Around the world, last year was the warmest on record, and so far it looks like the trend will continue. “The first four months of 2016 are the warmest four months in recorded history, back since the late 1800s,” said Abraham, adding that made him nervous.

In 1815, a colossal eruption Indonesia’s Mount Tambora along with other volcanic eruptions threw so much ash into the atmosphere that the average temperature dropped one degree wreaking havoc around the world.
In 1815, a colossal eruption Indonesia’s Mount Tambora along with other volcanic eruptions threw so much ash into the atmosphere that the average temperature dropped one degree wreaking havoc around the world. © Iwan Setiyawan/AP Photo/KOMPAS Images

One-degree change changed the world

It was 200 years ago that a one-degree drop in world temperatures caused massive upheaval in eastern  North America, parts of Europe and Asia.
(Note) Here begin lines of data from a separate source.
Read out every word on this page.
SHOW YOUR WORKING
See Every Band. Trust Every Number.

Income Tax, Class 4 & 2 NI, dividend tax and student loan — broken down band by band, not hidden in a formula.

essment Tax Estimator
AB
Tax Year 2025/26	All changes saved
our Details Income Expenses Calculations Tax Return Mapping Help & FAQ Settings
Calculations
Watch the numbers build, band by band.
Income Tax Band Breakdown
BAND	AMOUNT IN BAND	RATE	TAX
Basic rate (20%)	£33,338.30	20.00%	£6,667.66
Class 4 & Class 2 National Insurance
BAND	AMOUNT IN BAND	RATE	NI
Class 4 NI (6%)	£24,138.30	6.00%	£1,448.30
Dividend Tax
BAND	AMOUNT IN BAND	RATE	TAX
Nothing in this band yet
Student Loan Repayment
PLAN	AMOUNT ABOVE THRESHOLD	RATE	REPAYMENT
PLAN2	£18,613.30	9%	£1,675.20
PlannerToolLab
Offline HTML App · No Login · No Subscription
A series of volcanoes erupted in starting in 1812 topped off by the mother of eruptions in what is now Indonesia in 1815. After Mount Tambora blew its top there was so much ash in the atmosphere that it blocked the sun and wreaked havoc with weather patterns.

1816 was called The Year Without a Summer. In fact, world temperatures cooled for three years and an estimated 100,000 people died. Some people froze, there were widespread crop failures, floods, disease and migrations of people looking for better conditions.

If a one degree drop in the world temperature caused so much upheaval 200 years ago, meteorologist Jim Abraham is nervous about the current one degree increase and the continuing rise.
If a one degree drop in the world temperature caused so much upheaval 200 years ago, meteorologist Jim Abraham is nervous about the current one degree increase and the continuing rise.

Meteorologist is nervous

“I get nervous,” said Abraham. “When you think of one degree on average cooling (and) what it did to the global climate and the impact. We’re already more than a degree warmer on average because of climate change and the projection certainly going to two if not higher degrees of warming associated with the greenhouse gases in the atmosphere…

“You think of the impacts, you know the extreme weather on floods, droughts, potentially stronger storms and the like. It really does make me nervous.”